During the colonial period, Malawi was called Nyasaland and the lake was called Nyasa. Lake Malawi is Africa’s third largest fresh water lake and supports over a million people in Malawi either directly or indirectly.
Tanzania has said that the issue of who owns the lake must be resolved first before any activity is done on it.
“Malawi claims that the whole lake belongs to the country according to colonial boundaries… But our stated position is that half of the lake belongs to Tanzania,” said Assah Mwambene, a spokesman for Tanzania’s foreign affairs ministry.
The Malawi government awarded Surestream Petroleum licences for blocks two and three in the disputed lake, with a combined area of 20,000 square kilometers in the northern part of the lake.
Mwambene said Tanzania had told Malawi’s Foreign Affairs Minister Mganda Chiume that continuing with the exploration while the issue of borders has not been resolved would undermine their ongoing talks between the two nations.
Tanzania’s Minister for Foreign Affairs and International Cooperation, Bernard Membe, and his Malawian counterpart met last week to discuss the issue in Tanzania and the Malawi government has agreed talks are underway to sort out the problems.
“We told our colleagues from the Republic of Malawi that any exploration or research activities for oil and gas prospects must stop forthwith as their presence was likely to jeopardize the ongoing negotiations and pose a security threat,” said Membe.
Membe said some planes were spotted flying over Tanzania’s side of the lake conducting the oil exploration activities. But he said there was still room for negotiations over the correct borders between Malawi and Tanzania.

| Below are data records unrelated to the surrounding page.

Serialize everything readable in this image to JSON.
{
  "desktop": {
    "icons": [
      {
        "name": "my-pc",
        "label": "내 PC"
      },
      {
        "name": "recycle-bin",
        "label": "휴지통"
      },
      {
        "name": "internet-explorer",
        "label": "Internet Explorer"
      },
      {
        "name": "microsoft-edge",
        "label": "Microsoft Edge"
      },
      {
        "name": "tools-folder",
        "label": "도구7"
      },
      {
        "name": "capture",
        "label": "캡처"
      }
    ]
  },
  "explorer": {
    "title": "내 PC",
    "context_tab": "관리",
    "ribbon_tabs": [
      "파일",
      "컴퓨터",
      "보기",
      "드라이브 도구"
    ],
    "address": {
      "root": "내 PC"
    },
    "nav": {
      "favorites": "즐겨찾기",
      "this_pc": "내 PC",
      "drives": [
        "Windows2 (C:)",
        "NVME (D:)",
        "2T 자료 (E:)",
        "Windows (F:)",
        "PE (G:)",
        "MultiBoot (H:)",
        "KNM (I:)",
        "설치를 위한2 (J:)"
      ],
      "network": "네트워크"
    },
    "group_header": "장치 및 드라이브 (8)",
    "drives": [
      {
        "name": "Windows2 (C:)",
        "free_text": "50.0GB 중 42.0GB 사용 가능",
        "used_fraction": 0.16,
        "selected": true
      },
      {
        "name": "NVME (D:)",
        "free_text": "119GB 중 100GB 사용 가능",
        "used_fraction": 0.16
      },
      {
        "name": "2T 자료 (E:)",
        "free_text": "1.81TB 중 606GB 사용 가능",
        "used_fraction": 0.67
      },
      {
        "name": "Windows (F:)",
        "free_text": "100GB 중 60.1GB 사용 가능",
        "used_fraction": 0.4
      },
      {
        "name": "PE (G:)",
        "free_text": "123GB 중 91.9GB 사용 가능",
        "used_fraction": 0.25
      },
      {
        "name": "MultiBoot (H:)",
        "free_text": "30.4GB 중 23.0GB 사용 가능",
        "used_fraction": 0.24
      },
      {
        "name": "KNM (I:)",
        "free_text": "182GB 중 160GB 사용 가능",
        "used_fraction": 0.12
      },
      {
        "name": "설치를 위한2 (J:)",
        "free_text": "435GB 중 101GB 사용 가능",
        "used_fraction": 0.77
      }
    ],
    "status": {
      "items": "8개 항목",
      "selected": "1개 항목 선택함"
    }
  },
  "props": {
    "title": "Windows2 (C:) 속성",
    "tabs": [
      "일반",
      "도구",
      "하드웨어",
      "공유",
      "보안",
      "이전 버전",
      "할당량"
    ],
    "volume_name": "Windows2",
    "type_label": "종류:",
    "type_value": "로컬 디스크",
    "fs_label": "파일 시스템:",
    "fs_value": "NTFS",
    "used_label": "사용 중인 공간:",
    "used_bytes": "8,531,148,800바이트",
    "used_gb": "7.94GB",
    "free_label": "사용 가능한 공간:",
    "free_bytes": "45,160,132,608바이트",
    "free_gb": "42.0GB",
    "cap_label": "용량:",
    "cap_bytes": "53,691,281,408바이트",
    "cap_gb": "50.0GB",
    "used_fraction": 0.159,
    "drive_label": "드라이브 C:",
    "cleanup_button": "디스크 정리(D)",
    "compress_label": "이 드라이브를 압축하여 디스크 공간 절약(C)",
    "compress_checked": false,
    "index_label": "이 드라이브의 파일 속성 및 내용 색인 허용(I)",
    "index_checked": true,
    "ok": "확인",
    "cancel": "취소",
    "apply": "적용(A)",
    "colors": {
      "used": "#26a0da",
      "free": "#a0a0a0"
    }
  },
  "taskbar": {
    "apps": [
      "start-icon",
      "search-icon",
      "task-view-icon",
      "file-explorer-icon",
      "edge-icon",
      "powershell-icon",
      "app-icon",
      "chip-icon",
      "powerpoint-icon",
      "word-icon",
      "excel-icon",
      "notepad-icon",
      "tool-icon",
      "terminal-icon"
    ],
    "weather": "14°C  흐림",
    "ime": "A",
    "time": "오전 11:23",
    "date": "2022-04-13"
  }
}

Malawi’s Minister of Mines Dr. Cassim Chilumpha said the Malawi government was ready to solve the disputes diplomatically and reiterated that Lake Malawi is part of Malawi.
“Everyone is aware that Lake Malawi belongs to Malawi and even history will prove to it. We have however, not exhausted all the means to sort out the issue diplomatically. We are still discussing with our colleagues in Tanzania and we hope that this issue will be sorted out soon,” he said.
The Lake Malawi dispute between the two countries has been there over 50 years. Malawi’s first president, Dr Hasting Kamuzu Banda, told Parliament in Zomba in the late 1960s that Lake Malawi is part of Malawi.
The two countries have lived peacefully though for a number of years, and gas and oil is discovered in Lake Malawi, it may divide the people of the two countries.
Representatives from each nation met again on August 20, where a Joint Committee of Experts, Joint Committee of Officials and the Council of Ministers on Malawi/Tanzania Boundary failed to make any headway. They will meet once more at the end of September.
Ironically, the two countries have partnered to implement Songwe River Basin Development programme, funded through a grant African Water Facility (AWF) and new partnership for Africa's development (NEPAD). The project will take place along the border of the two countries, who will spend a combined USD7.098 million on the project's implementation.
The project’s goal is to contribute to economic growth, reduce poverty, improve health, better living conditions and enhanced food and energy security for the people in the Songwe Basin as well as economic development of the two countries.
Cooperation is better than conflict I would have thought they might have worked that out.